Relevant Cost Application

Traditional costing systems require that all manufacturing costs are assigned to products. However, activity-based costing systems allow small business owners to exclude costs that are not relevant to decision-making from cost calculations. For example, costs related to factory security are considered manufacturing costs under traditional costing systems and, therefore, must be assigned to products. Under activity-based costing, these costs considered to be organization-sustaining costs are not assigned to products. This allows small business owners to only consider costs that are relevant to the manufacturing to be included in decision-making analyses.

Implementation Time

Even for smaller businesses, the implementation of an activity-based costing system can be a substantial undertaking. The added precision of the activity-based system can only be achieved if the small business owner is willing to put in the time to analyze the manufacturing process with enough detail to determine how overhead costs are incurred.
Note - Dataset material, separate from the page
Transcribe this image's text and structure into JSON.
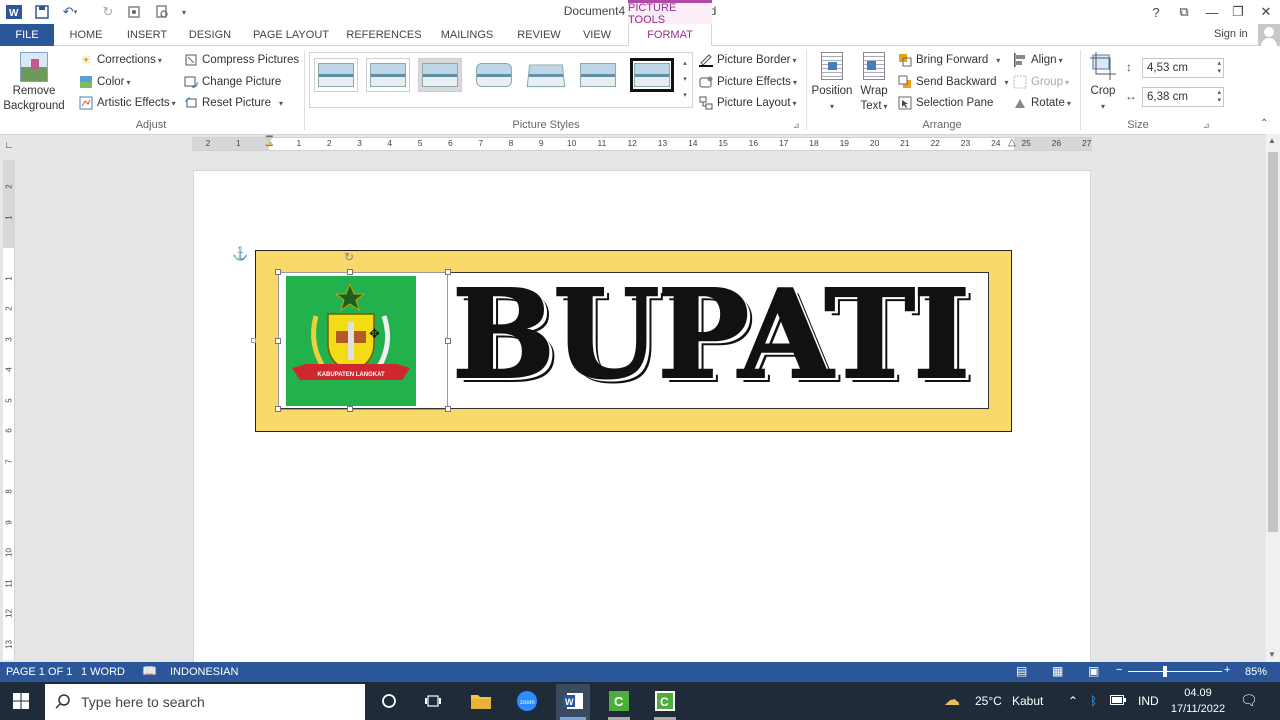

Due to the difficulty of implementation, many small business owners don't believe the benefit of an activity-based system outweighs the costs.

Duplication of Costing

Unlike traditional costing systems, which are required under generally accepted accounting principles, activity-based costing systems are optional. Further, activity-based costing systems are unable to take the place of traditional costing based systems. As such, designing, implementing and maintaining an activity-based costing system is a completely incremental cost to the company's traditional system. This makes the adoption of an activity-based system costly for small business.